In questo quadro, appare decisamente preoccupante che le pressioni europee non siano volte alla tutela dei diritti umani o al miglioramento delle condizioni di accoglienza, bensì all’identificazione obbligatoria, anche forzata, delle persone. Con tutte le violazioni dei diritti che questo può comportare, all’interno di centri chiusi e recintati.
Ma del resto questo sembra essere l’unico obiettivo dell’Unione europea, che annuncia per il mese di dicembre – sempre stando al testo diffuso dalla Commissione – lo schieramento in Italia di 165 esperti Frontex impegnati nelle identificazioni e nel controllo dei documenti, che andranno ad aggiungersi ai 52 esperti secondo la Commissione già presenti nelle strutture italiane. E’ prevista inoltre la presenza di funzionari Europol -l’ufficio di polizia europea- durante le operazioni di identificazione contemplate negli hotspots.

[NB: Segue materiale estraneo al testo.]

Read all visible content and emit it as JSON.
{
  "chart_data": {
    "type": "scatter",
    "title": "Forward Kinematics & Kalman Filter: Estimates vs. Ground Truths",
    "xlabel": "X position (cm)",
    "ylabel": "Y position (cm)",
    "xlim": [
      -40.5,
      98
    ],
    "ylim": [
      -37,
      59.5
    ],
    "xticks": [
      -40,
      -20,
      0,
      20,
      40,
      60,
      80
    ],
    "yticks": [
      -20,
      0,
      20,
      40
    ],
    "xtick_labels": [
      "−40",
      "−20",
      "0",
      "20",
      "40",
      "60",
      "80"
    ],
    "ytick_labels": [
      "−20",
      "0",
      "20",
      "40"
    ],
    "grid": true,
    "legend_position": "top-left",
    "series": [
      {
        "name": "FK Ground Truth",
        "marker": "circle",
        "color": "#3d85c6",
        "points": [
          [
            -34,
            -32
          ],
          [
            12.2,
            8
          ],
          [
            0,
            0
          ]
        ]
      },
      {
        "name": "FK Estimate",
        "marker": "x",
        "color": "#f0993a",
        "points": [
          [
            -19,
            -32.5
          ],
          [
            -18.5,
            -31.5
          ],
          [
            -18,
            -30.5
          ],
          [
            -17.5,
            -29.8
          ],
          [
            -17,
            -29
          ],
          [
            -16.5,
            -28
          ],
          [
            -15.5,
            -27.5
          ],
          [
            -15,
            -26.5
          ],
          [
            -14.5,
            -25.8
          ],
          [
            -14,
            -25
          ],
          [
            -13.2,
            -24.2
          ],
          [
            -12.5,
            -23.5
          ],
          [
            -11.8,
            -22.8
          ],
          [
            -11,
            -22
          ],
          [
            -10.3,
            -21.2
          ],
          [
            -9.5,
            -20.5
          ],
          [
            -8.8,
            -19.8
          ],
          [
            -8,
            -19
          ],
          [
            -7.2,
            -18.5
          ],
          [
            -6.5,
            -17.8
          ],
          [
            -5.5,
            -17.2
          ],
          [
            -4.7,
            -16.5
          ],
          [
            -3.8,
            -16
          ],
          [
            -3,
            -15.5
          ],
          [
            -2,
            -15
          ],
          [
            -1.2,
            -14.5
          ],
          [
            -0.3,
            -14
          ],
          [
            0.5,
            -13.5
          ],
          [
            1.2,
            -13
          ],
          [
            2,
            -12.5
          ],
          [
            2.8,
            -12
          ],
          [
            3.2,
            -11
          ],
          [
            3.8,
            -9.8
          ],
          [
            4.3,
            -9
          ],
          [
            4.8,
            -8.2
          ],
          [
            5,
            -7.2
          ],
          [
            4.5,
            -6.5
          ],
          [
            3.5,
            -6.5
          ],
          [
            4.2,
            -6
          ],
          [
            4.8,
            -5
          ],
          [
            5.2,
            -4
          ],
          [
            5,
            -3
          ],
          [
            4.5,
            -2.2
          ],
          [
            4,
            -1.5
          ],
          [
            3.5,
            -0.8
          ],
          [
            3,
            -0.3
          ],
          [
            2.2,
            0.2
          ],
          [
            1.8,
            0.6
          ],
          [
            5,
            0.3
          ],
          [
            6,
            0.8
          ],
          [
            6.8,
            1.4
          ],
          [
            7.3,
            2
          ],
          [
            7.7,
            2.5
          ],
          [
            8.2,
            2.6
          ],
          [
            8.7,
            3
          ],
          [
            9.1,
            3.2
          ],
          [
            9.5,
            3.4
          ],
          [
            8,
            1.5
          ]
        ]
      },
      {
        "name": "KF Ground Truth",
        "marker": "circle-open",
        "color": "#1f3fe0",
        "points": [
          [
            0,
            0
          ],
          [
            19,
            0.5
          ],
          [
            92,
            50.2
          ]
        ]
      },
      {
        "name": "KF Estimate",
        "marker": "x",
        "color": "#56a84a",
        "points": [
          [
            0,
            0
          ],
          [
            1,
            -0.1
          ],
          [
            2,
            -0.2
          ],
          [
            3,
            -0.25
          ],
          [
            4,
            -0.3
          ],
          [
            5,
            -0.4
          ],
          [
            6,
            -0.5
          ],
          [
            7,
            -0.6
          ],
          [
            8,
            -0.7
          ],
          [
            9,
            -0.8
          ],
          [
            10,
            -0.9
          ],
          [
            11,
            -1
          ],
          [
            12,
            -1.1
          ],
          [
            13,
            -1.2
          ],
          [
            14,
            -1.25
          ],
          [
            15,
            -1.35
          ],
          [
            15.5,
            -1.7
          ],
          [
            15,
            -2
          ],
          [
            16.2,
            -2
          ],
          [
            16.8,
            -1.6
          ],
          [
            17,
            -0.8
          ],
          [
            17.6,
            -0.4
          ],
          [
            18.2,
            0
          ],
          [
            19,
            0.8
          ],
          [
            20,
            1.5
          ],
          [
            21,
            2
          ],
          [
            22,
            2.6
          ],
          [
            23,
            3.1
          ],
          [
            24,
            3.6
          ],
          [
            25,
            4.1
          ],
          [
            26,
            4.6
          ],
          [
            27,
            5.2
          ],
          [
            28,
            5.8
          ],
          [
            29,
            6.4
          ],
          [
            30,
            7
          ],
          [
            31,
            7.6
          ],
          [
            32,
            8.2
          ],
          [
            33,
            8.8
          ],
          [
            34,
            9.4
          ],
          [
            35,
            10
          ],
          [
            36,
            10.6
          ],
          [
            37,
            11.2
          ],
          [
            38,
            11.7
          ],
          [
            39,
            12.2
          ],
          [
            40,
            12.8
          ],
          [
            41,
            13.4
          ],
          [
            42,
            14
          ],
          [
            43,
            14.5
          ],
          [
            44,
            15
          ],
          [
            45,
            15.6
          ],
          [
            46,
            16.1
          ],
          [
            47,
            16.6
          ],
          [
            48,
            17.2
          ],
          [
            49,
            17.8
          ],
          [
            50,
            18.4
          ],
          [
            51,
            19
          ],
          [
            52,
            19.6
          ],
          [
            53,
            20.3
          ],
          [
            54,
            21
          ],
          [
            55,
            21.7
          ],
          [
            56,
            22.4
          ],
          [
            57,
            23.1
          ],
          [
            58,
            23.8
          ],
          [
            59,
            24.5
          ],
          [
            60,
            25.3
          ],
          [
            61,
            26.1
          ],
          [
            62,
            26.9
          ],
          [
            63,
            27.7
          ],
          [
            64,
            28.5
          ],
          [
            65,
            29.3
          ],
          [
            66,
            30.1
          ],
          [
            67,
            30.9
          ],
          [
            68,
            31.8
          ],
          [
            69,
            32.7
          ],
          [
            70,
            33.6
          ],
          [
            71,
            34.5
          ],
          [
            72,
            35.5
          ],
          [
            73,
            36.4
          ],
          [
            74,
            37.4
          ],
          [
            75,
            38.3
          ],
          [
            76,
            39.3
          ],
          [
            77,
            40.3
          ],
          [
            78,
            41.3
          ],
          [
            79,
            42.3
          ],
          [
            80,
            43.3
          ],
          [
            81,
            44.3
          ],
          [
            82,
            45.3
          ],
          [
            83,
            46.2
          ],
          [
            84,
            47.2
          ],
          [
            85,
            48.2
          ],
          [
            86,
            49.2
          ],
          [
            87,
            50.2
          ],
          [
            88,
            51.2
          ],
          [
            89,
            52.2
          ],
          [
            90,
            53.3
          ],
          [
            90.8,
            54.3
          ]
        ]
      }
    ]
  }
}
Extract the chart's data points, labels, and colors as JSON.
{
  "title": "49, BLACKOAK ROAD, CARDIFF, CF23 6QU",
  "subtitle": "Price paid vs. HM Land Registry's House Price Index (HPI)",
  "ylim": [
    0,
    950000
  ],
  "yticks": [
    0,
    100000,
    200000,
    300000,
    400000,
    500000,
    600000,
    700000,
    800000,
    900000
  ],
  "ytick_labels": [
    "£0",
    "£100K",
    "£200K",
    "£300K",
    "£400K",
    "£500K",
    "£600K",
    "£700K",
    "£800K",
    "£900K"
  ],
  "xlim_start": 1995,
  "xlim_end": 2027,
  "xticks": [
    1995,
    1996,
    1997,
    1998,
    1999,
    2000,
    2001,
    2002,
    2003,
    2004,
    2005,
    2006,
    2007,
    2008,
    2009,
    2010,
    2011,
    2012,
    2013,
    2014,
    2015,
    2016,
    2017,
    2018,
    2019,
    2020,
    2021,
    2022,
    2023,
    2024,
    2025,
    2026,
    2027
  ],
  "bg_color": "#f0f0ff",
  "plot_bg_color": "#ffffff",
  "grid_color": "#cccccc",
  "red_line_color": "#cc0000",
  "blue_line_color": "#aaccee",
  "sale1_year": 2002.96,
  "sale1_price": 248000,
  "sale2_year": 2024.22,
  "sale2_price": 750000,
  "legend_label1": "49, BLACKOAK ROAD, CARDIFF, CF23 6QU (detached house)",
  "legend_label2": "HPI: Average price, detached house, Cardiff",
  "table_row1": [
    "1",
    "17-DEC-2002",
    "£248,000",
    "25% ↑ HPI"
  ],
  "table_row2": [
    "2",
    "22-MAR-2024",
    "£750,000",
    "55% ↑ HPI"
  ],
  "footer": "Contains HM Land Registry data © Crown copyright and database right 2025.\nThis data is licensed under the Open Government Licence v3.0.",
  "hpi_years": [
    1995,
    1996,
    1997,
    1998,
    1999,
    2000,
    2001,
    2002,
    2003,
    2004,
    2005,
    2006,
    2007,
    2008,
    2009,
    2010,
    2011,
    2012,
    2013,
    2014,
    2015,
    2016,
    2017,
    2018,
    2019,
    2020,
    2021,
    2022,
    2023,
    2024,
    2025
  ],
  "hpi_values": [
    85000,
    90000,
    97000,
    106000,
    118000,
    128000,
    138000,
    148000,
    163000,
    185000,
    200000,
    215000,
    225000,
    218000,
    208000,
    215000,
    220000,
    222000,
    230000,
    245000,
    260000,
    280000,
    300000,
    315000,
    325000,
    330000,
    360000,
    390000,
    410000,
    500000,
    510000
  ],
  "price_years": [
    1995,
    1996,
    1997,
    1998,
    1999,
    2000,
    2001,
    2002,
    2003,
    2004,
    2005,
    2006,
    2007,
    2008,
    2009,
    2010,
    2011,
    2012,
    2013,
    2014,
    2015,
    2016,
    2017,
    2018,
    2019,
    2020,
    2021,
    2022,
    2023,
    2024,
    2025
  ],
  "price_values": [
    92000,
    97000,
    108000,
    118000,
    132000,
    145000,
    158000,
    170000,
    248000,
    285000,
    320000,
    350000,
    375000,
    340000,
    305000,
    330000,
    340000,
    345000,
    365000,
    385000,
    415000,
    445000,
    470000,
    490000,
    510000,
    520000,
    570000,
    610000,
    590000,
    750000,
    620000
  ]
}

L’approccio adottato dalla Commissione nel documento conferma ancora una volta la posizione di chiusura assunta dall’Unione rispetto alle persone che provano a entrare nel territorio europeo. Una chiusura che auspica un nuovo rafforzamento del sistema di detenzione italiano finalizzato a facilitare le misure di rimpatrio forzato: “Alla luce dell’aumento dei migranti privi del diritto alla protezione internazionale [..] deve essere presa in considerazione un aumento delle capacità di detenzione dell’Italia”, scrive la Commissione.
Nel 2015, dal territorio italiano sono state rimpatriate forzatamente 14.113 persone. Nello stesso periodo, l’Italia ha partecipato a 11 rimpatri forzati coordinati da Frontex.